Results from a 20-person pilot trial suggest that clenbuterol may improve motor and respiratory function in people with spinal-bulbar muscular atrophy, but safety concerns were raised
A 20-person, open-label pilot trial conducted in Italy and designed to test the safety, tolerability and efficacy of clenbuterol in people with spinal-bulbar muscular atrophy (SBMA, or Kennedy disease) found that the drug was well-tolerated, although some possible safety issues were identified. Trial investigators note that the study findings suggest a possible “positive effect on SBMA disease progression.”
Clenbuterol, which belongs to a class of drugs called beta 2 agonists, opens airways, increases heart rate and has a general stimulating effect on the nervous system. Some studies have suggested that these drugs can have a muscle-building (anabolic) effect, although the mechanism is not clear.

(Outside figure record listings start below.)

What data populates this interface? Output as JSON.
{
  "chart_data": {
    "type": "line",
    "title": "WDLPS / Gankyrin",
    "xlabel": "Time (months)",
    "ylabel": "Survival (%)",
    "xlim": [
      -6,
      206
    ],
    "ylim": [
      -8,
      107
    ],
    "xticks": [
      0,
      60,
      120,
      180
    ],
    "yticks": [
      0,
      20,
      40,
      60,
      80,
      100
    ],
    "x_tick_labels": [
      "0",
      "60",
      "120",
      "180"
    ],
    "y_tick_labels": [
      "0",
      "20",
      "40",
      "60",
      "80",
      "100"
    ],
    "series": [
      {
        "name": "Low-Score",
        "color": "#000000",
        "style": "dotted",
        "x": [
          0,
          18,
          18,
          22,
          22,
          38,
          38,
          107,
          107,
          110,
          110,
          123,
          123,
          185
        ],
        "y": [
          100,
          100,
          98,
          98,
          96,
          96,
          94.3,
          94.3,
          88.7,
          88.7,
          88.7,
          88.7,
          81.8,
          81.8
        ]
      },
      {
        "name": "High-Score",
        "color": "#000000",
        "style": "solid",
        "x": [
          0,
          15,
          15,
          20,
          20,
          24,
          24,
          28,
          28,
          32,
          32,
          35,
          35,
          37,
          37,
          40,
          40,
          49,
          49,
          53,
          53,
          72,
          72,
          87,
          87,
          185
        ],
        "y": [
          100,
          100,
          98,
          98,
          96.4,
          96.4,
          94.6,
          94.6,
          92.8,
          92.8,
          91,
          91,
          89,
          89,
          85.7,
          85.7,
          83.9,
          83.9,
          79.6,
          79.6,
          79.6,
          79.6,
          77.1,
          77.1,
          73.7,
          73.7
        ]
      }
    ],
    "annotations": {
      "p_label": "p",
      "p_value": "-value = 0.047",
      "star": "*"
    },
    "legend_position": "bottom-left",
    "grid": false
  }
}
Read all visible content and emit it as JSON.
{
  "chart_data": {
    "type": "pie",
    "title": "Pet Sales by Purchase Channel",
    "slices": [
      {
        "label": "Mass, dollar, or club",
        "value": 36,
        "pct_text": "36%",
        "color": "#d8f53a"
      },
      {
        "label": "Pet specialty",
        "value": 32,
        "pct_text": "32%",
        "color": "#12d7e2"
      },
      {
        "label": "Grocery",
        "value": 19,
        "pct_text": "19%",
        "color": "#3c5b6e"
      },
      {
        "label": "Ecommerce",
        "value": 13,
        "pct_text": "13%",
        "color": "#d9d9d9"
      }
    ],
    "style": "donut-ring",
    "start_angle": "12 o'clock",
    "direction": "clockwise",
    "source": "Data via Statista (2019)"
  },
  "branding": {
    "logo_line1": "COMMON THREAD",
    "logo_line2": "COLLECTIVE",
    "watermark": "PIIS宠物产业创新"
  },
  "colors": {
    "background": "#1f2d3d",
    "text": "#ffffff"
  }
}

Although approved in some countries for treatment of asthma or other breathing disorders, clenbuterol is not approved by the U.S. Food and Drug Administration (FDA) to treat human conditions or diseases in the United States.
The researchers say that further studies in mouse models of SBMA may help determine the mechanism by which clenbuterol appears to have led to functional improvements in people with SBMA in this pilot trial. They also suggest that additional clinical trials in people with SBMA to test the therapeutic potential of clenbuterol or similar beta 2 agonist drugs may be warranted.
The team published its findings online May 3, 2013, in Neurology. To read the full report, for a fee, see: Pilot Trial of Clenbuterol in Spinal and Bulbar Muscular Atrophy.
Twenty people with genetically confirmed SBMA, ages 41 to 75 years old and able to walk independently or with the use of a cane, participated in the trial. Each underwent a detailed medical history, physical examination with laboratory tests, and a full cardiac (heart) evaluation at the beginning of the study (“baseline”).
All participants received one tablet (0.02 milligrams) of clenbuterol daily for two days, after which the dose was increased to one tablet twice a day (for a total of 0.04 milligrams) for 12 months.
Tests to assess safety, muscle function and respiratory function were conducted at follow-up visits after three, six, nine and 12 months. These included:
Clinical examinations that included heart rate and blood pressure checks, in addition to other tests to examine heart health, also were administered to monitor for heart-related side effects.
Sixteen participants completed the study. (Two withdrew after three months due to hand tremors; one due to the need for surgery; and one because of poor compliance.)
In those who completed the study, clenbuterol was generally well-tolerated. The most common side effects were hand tremors (in nine participants) and muscle cramps (in three participants). These occurred mainly early in the treatment and decreased over time.
A concern was that during clenbuterol treatment, blood levels of the creatine kinase enzyme increased by an average of 46 percent compared to baseline values. Creatine kinase leaks out of damaged muscle fibers and is considered a rough indicator of ongoing muscle injury.
Trial investigators reported a significant 12.7 percent average increase in the distance participants walked in six minutes after three months of treatment, an increase that persisted through 12 months. The investigators say these results are "particularly intriguing" because the natural history of SBMA is characterized by an 11.3 percent decrease per year in the distance walked in six minutes.
There also was a significant improvement (19.4 percent increase) in participants’ average FVC scores after three months of treatment. As with the six-minute-walk scores, improved FVC scores also persisted through 12 months.
Despite the improvements seen in the six-minute-walk test and FVC assessment, data showed no differences in muscle strength or function as assessed using the MRC and ALSFRS-R, between the baseline exam and each follow-up visit.
Trial investigators note that future studies in animal models will be needed to help determine the mechanism by which clenbuterol may have acted to cause the apparent improvement in walking distance and respiratory capacity, and to investigate the reason for the increase in creatine kinase levels.
In addition, they say, further trials to test the drug’s therapeutic potential may be warranted.
"The positive result of this small pilot study is encouraging for the development of a treatment for SBMA," said MDA Vice President of Research Jane Larkindale. "However, researchers will need to look carefully at this data to design new studies to determine why increased creatine kinase was observed, as long-term muscle damage may prevent this compound’s use. Other related compounds also should be considered for testing."